Monday, 27 August 2012
María del Pilar Blanco ---- Mexico’s La Ilustración Espírita: Toward a Transatlantic Understanding of a Spiritualist Archive
‘La Ilustración Espírita: Toward a Transatlantic Understanding of a Spiritualist Archive’
Dr. María del Pilar Blanco
(maria.blanco@ucl.ac.uk)
The publication of John Gray’s The Immortalization Commission (2011) represents a very recent and popular example of how contemporary criticism and philosophy continues to show a deep interest in the relations between humanity’s desire for immortality and the modern age of scientific confidence.
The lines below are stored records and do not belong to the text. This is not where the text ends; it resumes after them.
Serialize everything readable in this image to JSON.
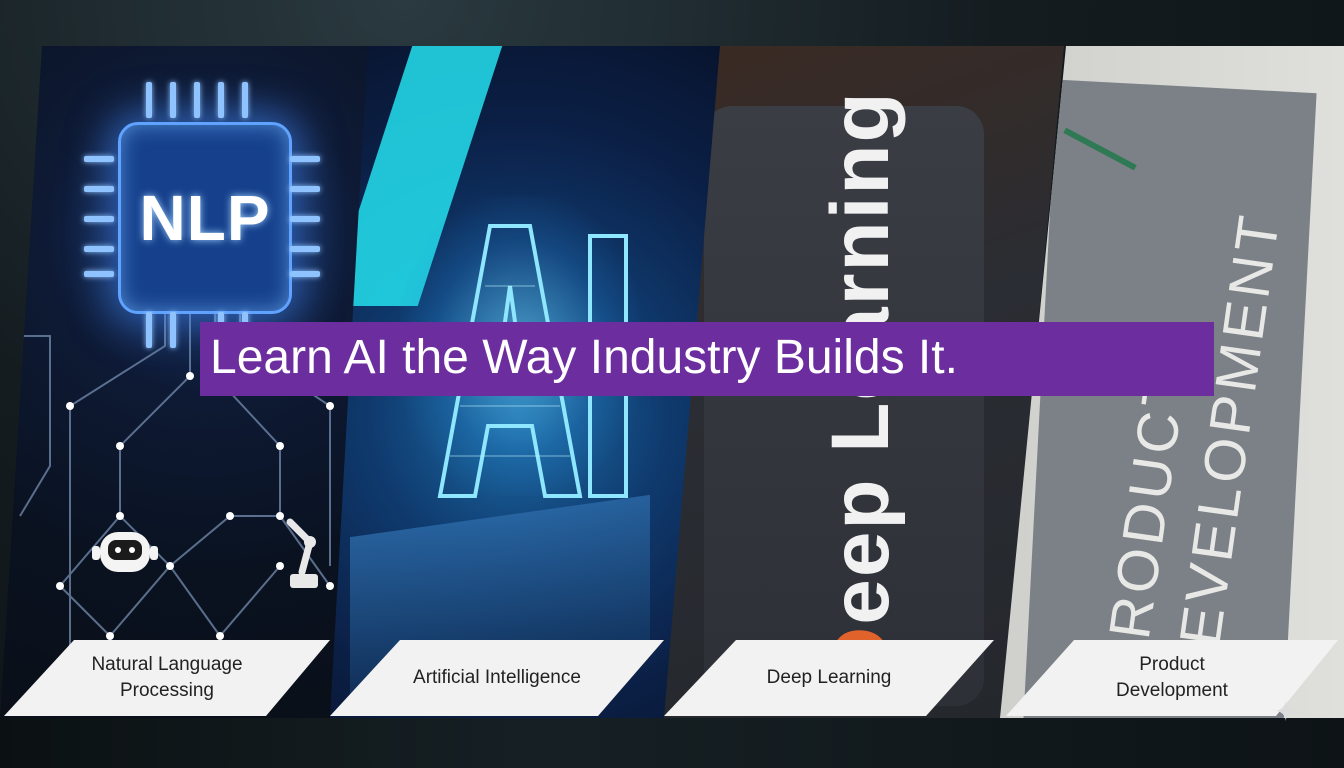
{
  "headline": "Learn AI the Way Industry Builds It.",
  "panels": [
    {
      "label": "Natural Language\nProcessing",
      "label_line1": "Natural Language",
      "label_line2": "Processing",
      "graphic_text": "NLP"
    },
    {
      "label": "Artificial Intelligence",
      "graphic_text": "AI"
    },
    {
      "label": "Deep Learning",
      "graphic_text_a": "D",
      "graphic_text_b": "eep Learning"
    },
    {
      "label": "Product\nDevelopment",
      "label_line1": "Product",
      "label_line2": "Development",
      "graphic_line1": "PRODUCT",
      "graphic_line2": "DEVELOPMENT"
    }
  ],
  "colors": {
    "banner": "#6c2e9e",
    "label_bg": "#f2f2f2",
    "accent_cyan": "#22d6e6",
    "accent_orange": "#e2622b"
  },
  "icons": [
    "robot-icon",
    "robotic-arm-icon",
    "cloud-icon",
    "sparkle-icon"
  ]
}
Like Gray, other authors like Roger Luckhurst (The Invention of Telepathy, 2002) describe how subjects in Anglo-American industrial cultures in the nineteenth century, having broken the codes to some of the most enduring of mysteries of life, envisaged applying the same methods to dispel the shadows surrounding the afterlife. However, the narratives about the material cultures that contributed to a spectral turn of the nineteenth century have mostly focused on how this was predominantly a European and North American phenomenon. This essay seeks to shed new light on this transatlantic network of spiritualism through an analysis of Mexico City’s La Ilustración Espírita, one of the country’s magazines devoted to this doctrine. Published for over two decades, the magazine was contemporaneous with similar publications in the global north, and represents an excellent repository of the debates between spiritualists and materialists in the dawn of Mexico’s liberal age. Spiritualism and ultimately spiritualist journalism were practices that went hand in hand with the opening of transatlantic exchanges about science in the last decades of that century. I argue that by opening these archives we can start building a more historically and culturally nuanced methodology that addresses how global societies came to terms with dreams of immortality and the ghosts of an expanding scientific age. Opening the archive of La Ilustración Espírita is therefore an example of how we can begin to understand haunting as a historical phenomenon that asks to be examined at both local and global levels.